Note: this project is being restarted after one year of in-action, using the most relevant files I am able to locate. All final code will be adapted to MySQLi.

Versions of this code functioned properly to the best of my knowlege; now, with a new host I am having issues saving data to the db after a connection is made.

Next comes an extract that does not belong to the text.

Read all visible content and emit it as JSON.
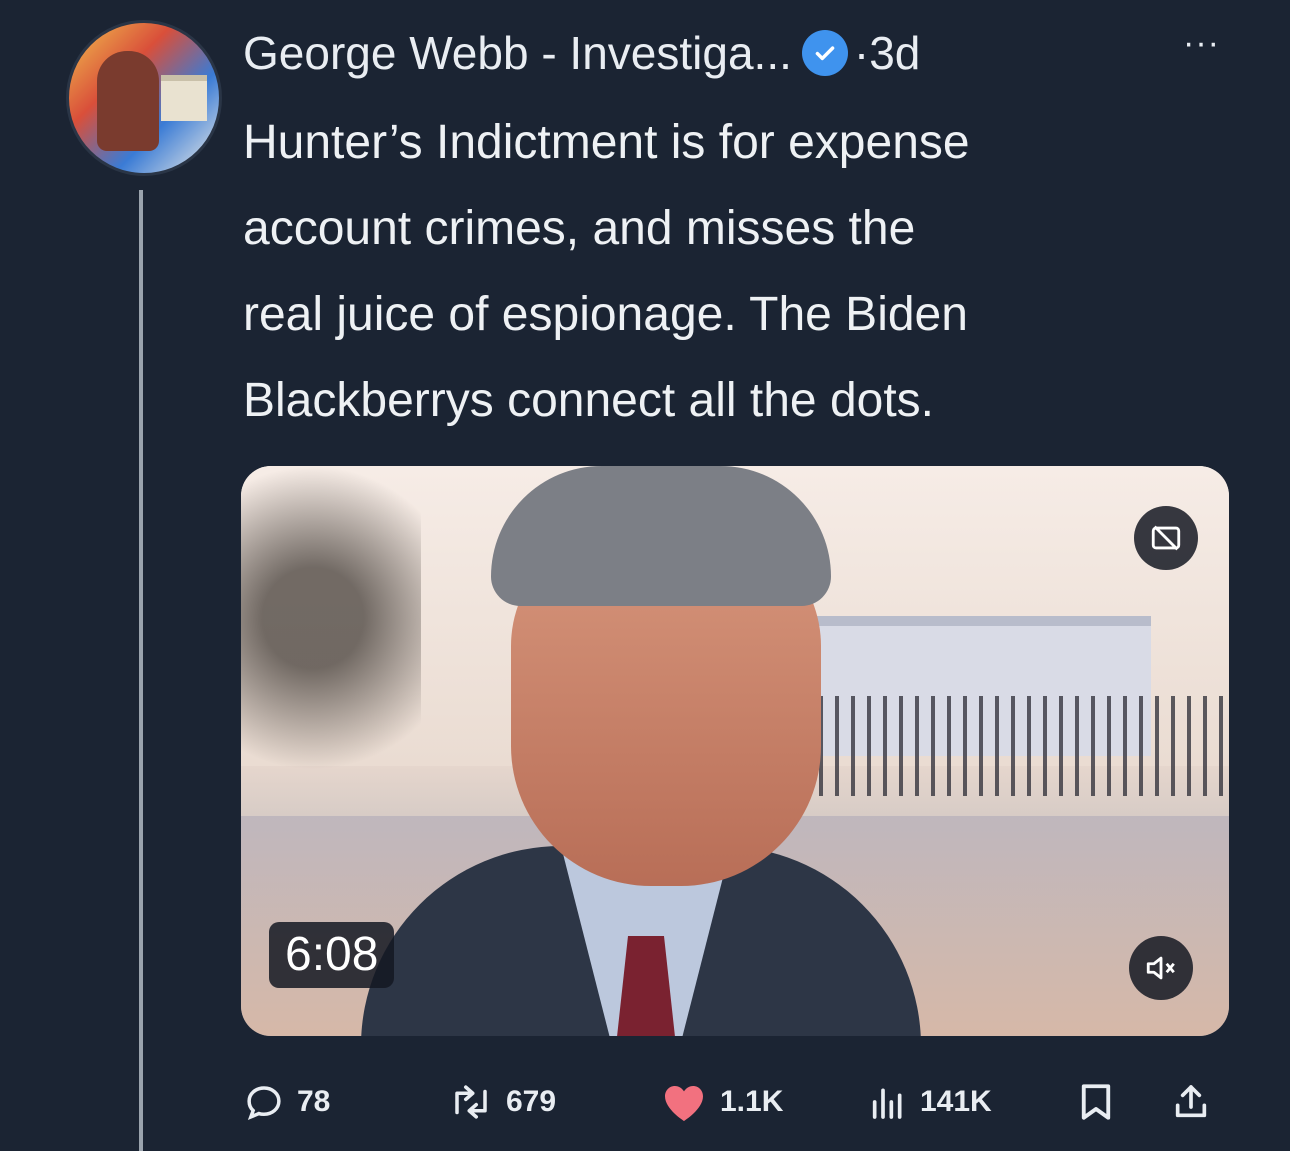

I have been researching the potential issue online but would like some advice regarding possible problems/errors regarding this issue before I proceed with editing the files.

Thank you in advance,
Matty

snippet of index.html
`

<?php

function NewUser()
{  
    $userName = $_POST['user'];
    $email = $_POST['email'];
    $password =  $_POST['pass'];
    $countries = $_POST['countries'];
    $state = $_POST ['state'];
    $city =  $_POST['city'];
    $company = $_POST ['company'];
    $manager1 =  $_POST['manager1'];
    $manager2 =  $_POST['manager2'];

    $query = "INSERT INTO X1 Table 1 (userName,email,password,countries,state,city,company,manager1,manager2) VALUES ('$userName','$email','$password','$countries','$state','$city','$company','$manager1','$manager2')";
    $data = mysql_query ($query)or die(mysql_error());
    if($data)
    {
    echo $state
    //echo "YOUR REGISTRATION IS COMPLETED...";
    }
}

function SignUp()
{
    if(!empty($_POST['userName']))   //checking the 'user' name which is from Sign-Up.html, is it empty or have some text
    {
        if ($_POST['equals_val'] != ($_POST['first_val'] + $_POST['second_val'])) {
            echo "CAPTCHA IS NOT CORRECT";
        } else {
            $query = mysql_query("SELECT * FROM X1 WHERE userName = '$_POST[userName]' AND pass = '$_POST[password]'") or die(mysql_error());

            if(!$row = mysql_fetch_array($query) or die(mysql_error()))
            {
                NewUser();
            }
            else
            {
                echo "SORRY...YOU ARE ALREADY REGISTERED USER...";
            }
        }
    }
}
if(isset($_POST['submit']))
{
    SignUp();
}
if (isset($_POST['type'])) {
    if ($_POST['type'] == "login") 

}
?>
Inline Code Example Here

`

connect.php
`

<?php

$serverName = "localhost";
$userName = "*****";
$password = "**********"; 
$dbName = "******";

// Create connection
$conn = new mysqli($serverName, $userName, $password, $dbName); 

// Check connection
if ($conn->connect_error) {
    die("Connection failed: " . $conn->connect_error);
}

// Prepare and bind

    $userName = $_POST['user'];
    $email = $_POST['email'];
    $password =  $_POST['pass'];
    $countries = $_POST ['countries'];
    $state = $_POST ['state'];
    $city =  $_POST['city'];
    $company = $_POST ['company'];
    $manager1 = $_POST ['manager1'];
    $manager2 = $_POST ['manager2'];

    echo "Thank you for registering - New records created successfully!"; 

?>

`

Update:

Now that I am again looking at other versions of the code, I notice some major issues; there are obviously some elements missing in the code I originally posted here and am using. So, please forgive this oversight. It's embarrasing.

This is another result of dealing with multiple versions; one year ago (when shutting this project down, I thought that I was very thorough about backing up all code for future use) Now, I see I was not thorough enough. I had the feeling this would happen.

I am going to edit my code now and will repost with further questions if necessary .

Thanks!

Update:

Upon adjusting the connect.php file, and testing it, I receive the following response:

Access denied for user '#####'@'localhost' (using password: NO)

The code I added was:

`

 $query = "INSERT INTO ######  (userName,email,password,countries,state,city,company,manager1,manager2) 
    VALUES ('$userName','$email','$password','$countries','$state','$city','$company','$manager1','$manager2')";

    $data = mysql_query ($query)or die(mysql_error());
    if($data)
    {
    echo "YOUR REGISTRATION IS COMPLETED...";
    }Inline Code Example Here

`

I am not sure why I am getting this error message. I have a password set and have never seen this before.

How could adding that snippet of code cause this?

Member Avatar

diafol

You seem to be mixing mysqli and mysql. Stick to mysqli. They aren.t the same thing.